EBU ZERR'İL-GIFÂRÎ (Mesih'ül-İslam) -2-

Teslime Gülsen NURDOĞAN

-Esselamü aleyke ya Resulallah! diyerek onu İslam selamıyla ilk kez ben selamladım. Bana

-Sen kimsin, diye sordu.

-Gıfâr oğullarından bir adamım, dedim. Ya Muhammed, sen insanları neye davet ediyorsun, diye sordum. Resulullah:

-Bir olan ve hiçbir şeriki olmayan Allah'a imana ve putları gidermeye ve benim de Resulullah olduğuma şehadet etmeye davet ediyorum, buyurdu.

-Bana İslamiyeti, nasıl müslüman olunacağını bildir, dedim. Bildirince hemen oracıkta müslüman oldum, şehadet getirdim. Resulullah aleyhisselamın yüzünde sevinç belirdiğini gördüm. Resulullah aleyhisselam:

-Ey Ebu Zerr! Sen bu işi şimdi Mekkelilerden gizli tut, memleketine dön, git buyurdu.

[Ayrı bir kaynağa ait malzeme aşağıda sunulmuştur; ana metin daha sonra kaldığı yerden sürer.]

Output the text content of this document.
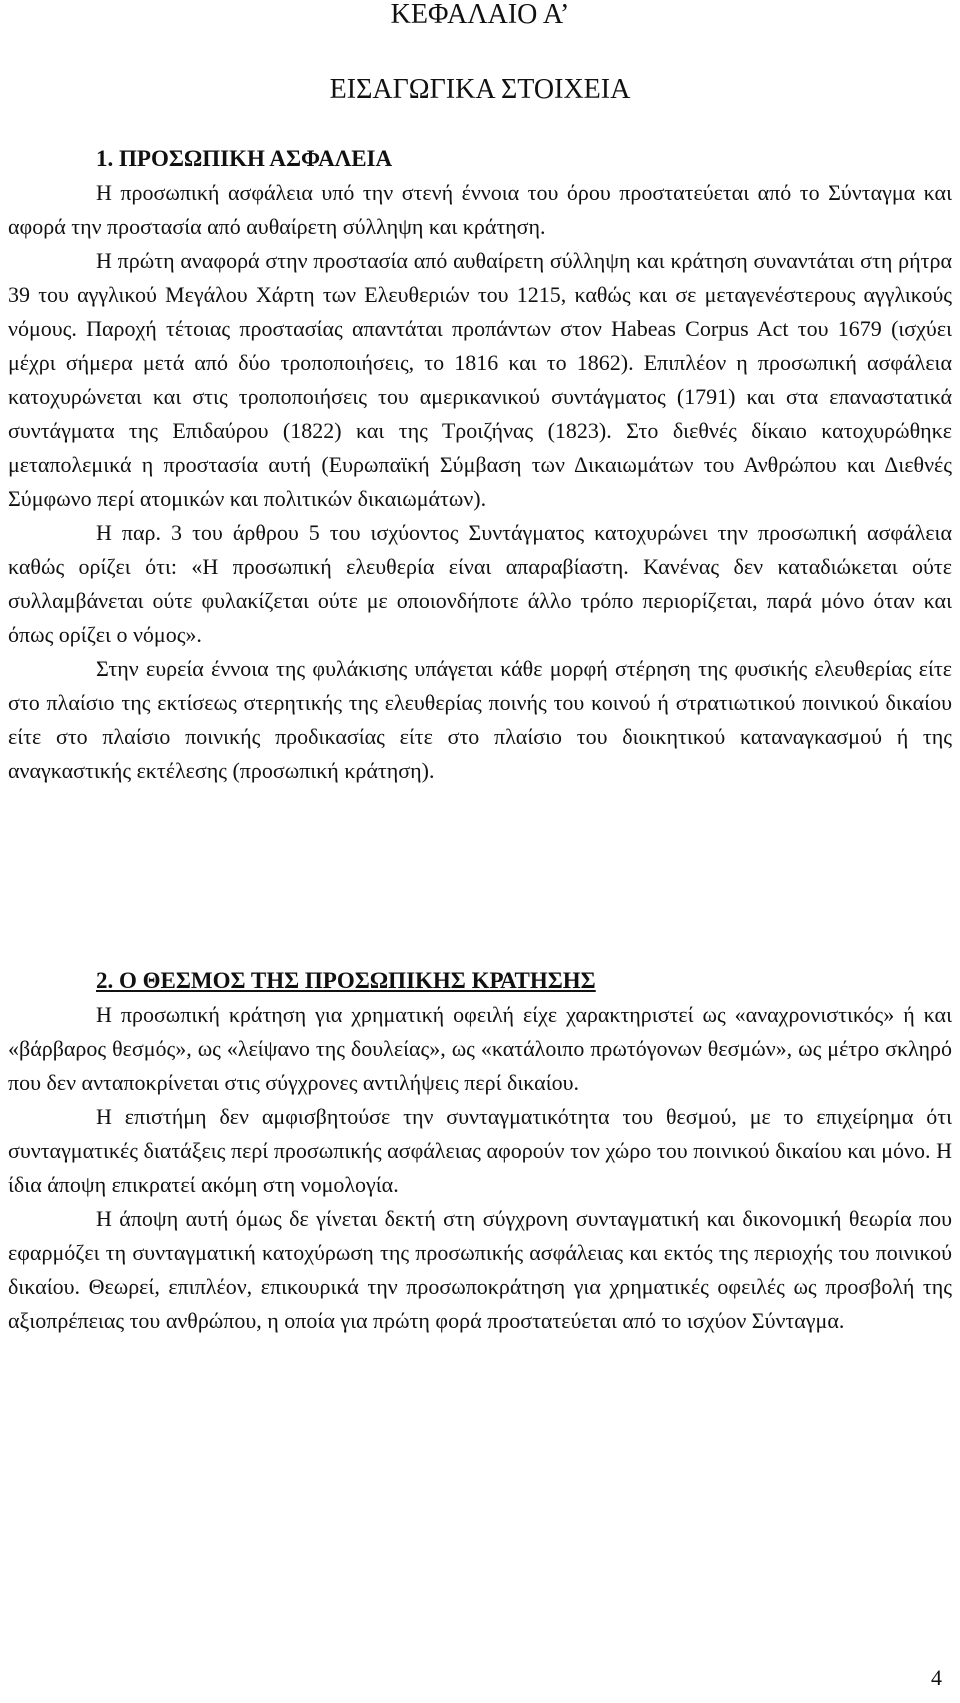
ΚΕΦΑΛΑΙΟ Α’
ΕΙΣΑΓΩΓΙΚΑ ΣΤΟΙΧΕΙΑ
1. ΠΡΟΣΩΠΙΚΗ ΑΣΦΑΛΕΙΑ

Η προσωπική ασφάλεια υπό την στενή έννοια του όρου προστατεύεται από το Σύνταγμα και αφορά την προστασία από αυθαίρετη σύλληψη και κράτηση.

Η πρώτη αναφορά στην προστασία από αυθαίρετη σύλληψη και κράτηση συναντάται στη ρήτρα 39 του αγγλικού Μεγάλου Χάρτη των Ελευθεριών του 1215, καθώς και σε μεταγενέστερους αγγλικούς νόμους. Παροχή τέτοιας προστασίας απαντάται προπάντων στον Habeas Corpus Act του 1679 (ισχύει μέχρι σήμερα μετά από δύο τροποποιήσεις, το 1816 και το 1862). Επιπλέον η προσωπική ασφάλεια κατοχυρώνεται και στις τροποποιήσεις του αμερικανικού συντάγματος (1791) και στα επαναστατικά συντάγματα της Επιδαύρου (1822) και της Τροιζήνας (1823). Στο διεθνές δίκαιο κατοχυρώθηκε μεταπολεμικά η προστασία αυτή (Ευρωπαϊκή Σύμβαση των Δικαιωμάτων του Ανθρώπου και Διεθνές Σύμφωνο περί ατομικών και πολιτικών δικαιωμάτων).

Η παρ. 3 του άρθρου 5 του ισχύοντος Συντάγματος κατοχυρώνει την προσωπική ασφάλεια καθώς ορίζει ότι: «Η προσωπική ελευθερία είναι απαραβίαστη. Κανένας δεν καταδιώκεται ούτε συλλαμβάνεται ούτε φυλακίζεται ούτε με οποιονδήποτε άλλο τρόπο περιορίζεται, παρά μόνο όταν και όπως ορίζει ο νόμος».

Στην ευρεία έννοια της φυλάκισης υπάγεται κάθε μορφή στέρηση της φυσικής ελευθερίας είτε στο πλαίσιο της εκτίσεως στερητικής της ελευθερίας ποινής του κοινού ή στρατιωτικού ποινικού δικαίου είτε στο πλαίσιο ποινικής προδικασίας είτε στο πλαίσιο του διοικητικού καταναγκασμού ή της αναγκαστικής εκτέλεσης (προσωπική κράτηση).

2. Ο ΘΕΣΜΟΣ ΤΗΣ ΠΡΟΣΩΠΙΚΗΣ ΚΡΑΤΗΣΗΣ

Η προσωπική κράτηση για χρηματική οφειλή είχε χαρακτηριστεί ως «αναχρονιστικός» ή και «βάρβαρος θεσμός», ως «λείψανο της δουλείας», ως «κατάλοιπο πρωτόγονων θεσμών», ως μέτρο σκληρό που δεν ανταποκρίνεται στις σύγχρονες αντιλήψεις περί δικαίου.

Η επιστήμη δεν αμφισβητούσε την συνταγματικότητα του θεσμού, με το επιχείρημα ότι συνταγματικές διατάξεις περί προσωπικής ασφάλειας αφορούν τον χώρο του ποινικού δικαίου και μόνο. Η ίδια άποψη επικρατεί ακόμη στη νομολογία.

Η άποψη αυτή όμως δε γίνεται δεκτή στη σύγχρονη συνταγματική και δικονομική θεωρία που εφαρμόζει τη συνταγματική κατοχύρωση της προσωπικής ασφάλειας και εκτός της περιοχής του ποινικού δικαίου. Θεωρεί, επιπλέον, επικουρικά την προσωποκράτηση για χρηματικές οφειλές ως προσβολή της αξιοπρέπειας του ανθρώπου, η οποία για πρώτη φορά προστατεύεται από το ισχύον Σύνταγμα.

4
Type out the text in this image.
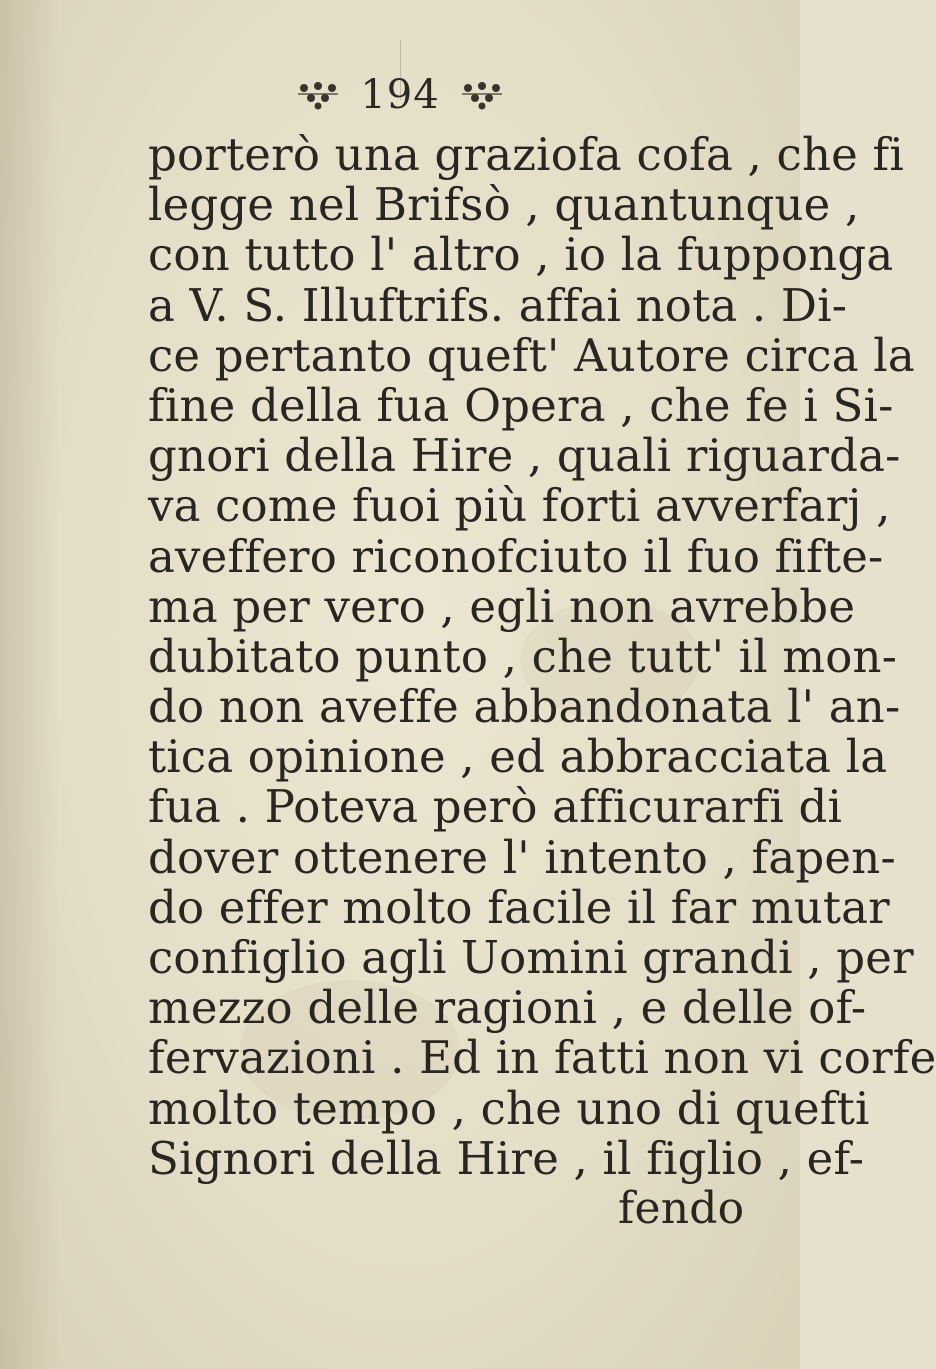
194
porterò una graziofa cofa , che fi
legge nel Brifsò , quantunque ,
con tutto l' altro , io la fupponga
a V. S. Illuftrifs. affai nota . Di-
ce pertanto queft' Autore circa la
fine della fua Opera , che fe i Si-
gnori della Hire , quali riguarda-
va come fuoi più forti avverfarj ,
aveffero riconofciuto il fuo fifte-
ma per vero , egli non avrebbe
dubitato punto , che tutt' il mon-
do non aveffe abbandonata l' an-
tica opinione , ed abbracciata la
fua . Poteva però afficurarfi di
dover ottenere l' intento , fapen-
do effer molto facile il far mutar
configlio agli Uomini grandi , per
mezzo delle ragioni , e delle of-
fervazioni . Ed in fatti non vi corfe
molto tempo , che uno di quefti
Signori della Hire , il figlio , ef-
fendo
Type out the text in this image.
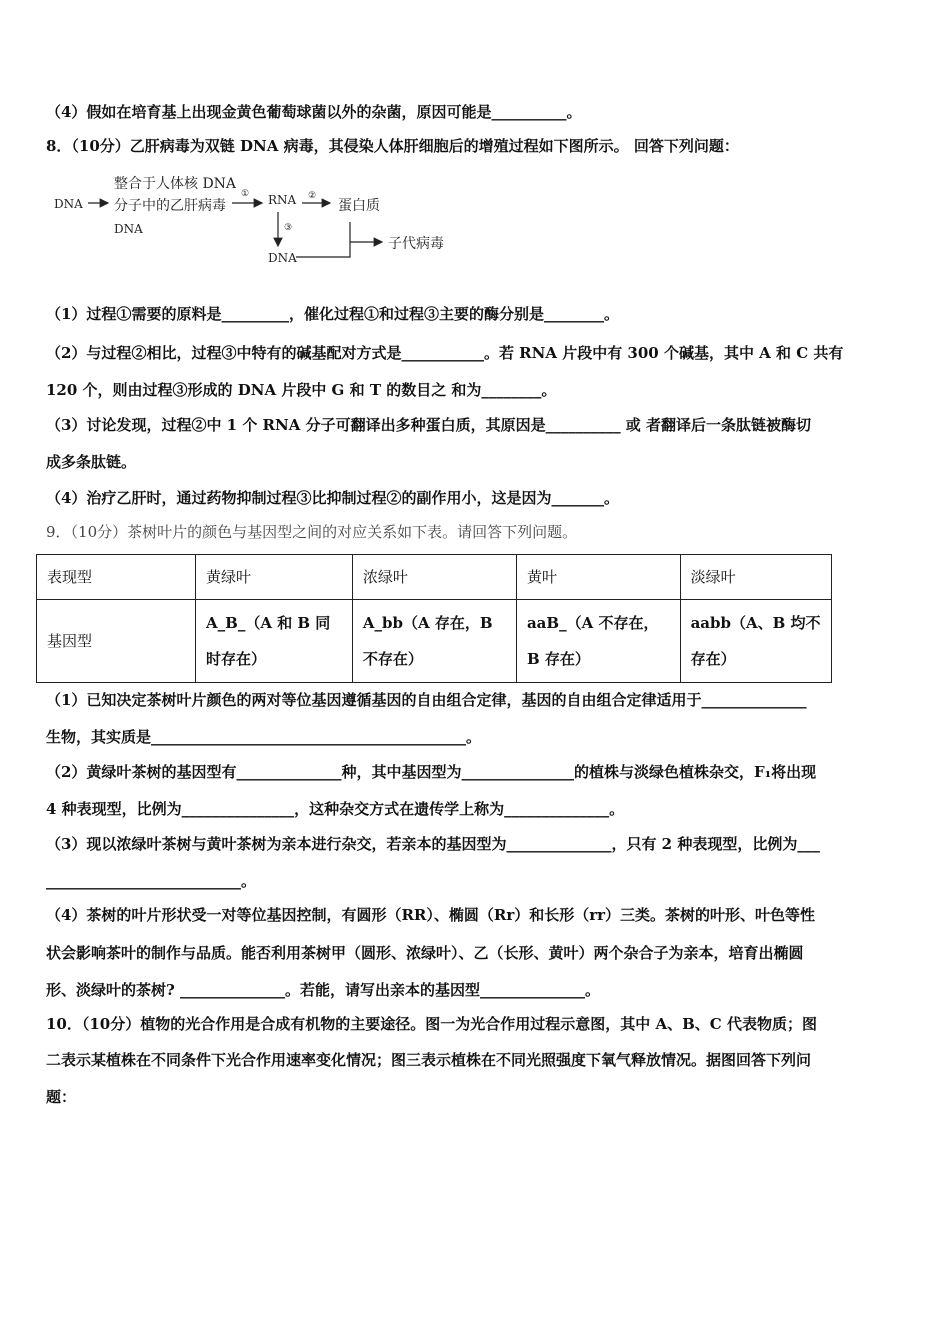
（4）假如在培育基上出现金黄色葡萄球菌以外的杂菌，原因可能是__________。
8．（10分）乙肝病毒为双链 DNA 病毒，其侵染人体肝细胞后的增殖过程如下图所示。 回答下列问题：
DNA
整合于人体核 DNA
分子中的乙肝病毒
DNA
① RNA ②
蛋白质
③
DNA
子代病毒
（1）过程①需要的原料是_________，催化过程①和过程③主要的酶分别是________。
（2）与过程②相比，过程③中特有的碱基配对方式是___________。若 RNA 片段中有 300 个碱基，其中 A 和 C 共有
120 个，则由过程③形成的 DNA 片段中 G 和 T 的数目之 和为________。
（3）讨论发现，过程②中 1 个 RNA 分子可翻译出多种蛋白质，其原因是__________ 或 者翻译后一条肽链被酶切
成多条肽链。
（4）治疗乙肝时，通过药物抑制过程③比抑制过程②的副作用小，这是因为_______。
9．（10分）茶树叶片的颜色与基因型之间的对应关系如下表。请回答下列问题。
表现型	黄绿叶	浓绿叶	黄叶	淡绿叶
基因型	A_B_（A 和 B 同时存在）	A_bb（A 存在，B 不存在）	aaB_（A 不存在，B 存在）	aabb（A、B 均不存在）
（1）已知决定茶树叶片颜色的两对等位基因遵循基因的自由组合定律，基因的自由组合定律适用于______________
生物，其实质是__________________________________________。
（2）黄绿叶茶树的基因型有______________种，其中基因型为_______________的植株与淡绿色植株杂交，F₁将出现
4 种表现型，比例为_______________，这种杂交方式在遗传学上称为______________。
（3）现以浓绿叶茶树与黄叶茶树为亲本进行杂交，若亲本的基因型为______________，只有 2 种表现型，比例为___
__________________________。
（4）茶树的叶片形状受一对等位基因控制，有圆形（RR）、椭圆（Rr）和长形（rr）三类。茶树的叶形、叶色等性
状会影响茶叶的制作与品质。能否利用茶树甲（圆形、浓绿叶）、乙（长形、黄叶）两个杂合子为亲本，培育出椭圆
形、淡绿叶的茶树? ______________。若能，请写出亲本的基因型______________。
10．（10分）植物的光合作用是合成有机物的主要途径。图一为光合作用过程示意图，其中 A、B、C 代表物质；图
二表示某植株在不同条件下光合作用速率变化情况；图三表示植株在不同光照强度下氧气释放情况。据图回答下列问
题：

-Ya Resulallah ben dinimi açıklamak istiyorum, dedim. Resulullah:

-Ben senin hakkında Mekkelilerden endişe ediyorum, öldürülürsün diye korkuyorum, buyurdu.

-Ya Resulallah, ben öldürüleceğimi bilsem de bunu muhakkak yapacağım, dedim. Resulullah aleyhisselam sustu.

-Seni hak dinle peygamber gönderen Allah'a yemin ederim ki, Mescid-i Haram'da onların arasında bunu, İslamiyeti bağıracağım. İslamiyeti haykırarak açıklamadıkça yurduma dönüp gitmeyeceğim diyerek, Kureyşlilerin Mescid-i Haram'da halkalandıkları, konuştukları sırada, Mescid-i Haram'a varıp yüksek sesle:

-Ey Kureyş cemaati! Eşhedü en lâ ilâhe illallah ve eşhedi enne Muhammedün abdühü ve rasûlüh! diye bağırdım. Müşrikler:

-Adam sapıttı! Adam sapıttı! Kalkınız, yürüyünüz şu Sâbiî'nin üzerine, diyerek kalkıverdiler; beni öldüresiye dövdüler, yere serdiler. O sırada Abbas b. Abdulmuttalip yetişip üzerime kapandı ve onlara:

-Yazıklar olsun size! Siz Gıfâr kabilesinden bir adamı öldürüyorsunuz da tüccarlarınızın Şam'a giden yolunun bunların yurdundan geçtiğini bilmiyor musunuz? Ey Kureyş cemaati, sizler tüccarsınız. Ticaret yolunuz da Gıfâr yurdunun üzerindedir. Yoksa siz ticaret yolunun kesilmesini mi istiyorsunuz, deyince başımdan dağıldılar.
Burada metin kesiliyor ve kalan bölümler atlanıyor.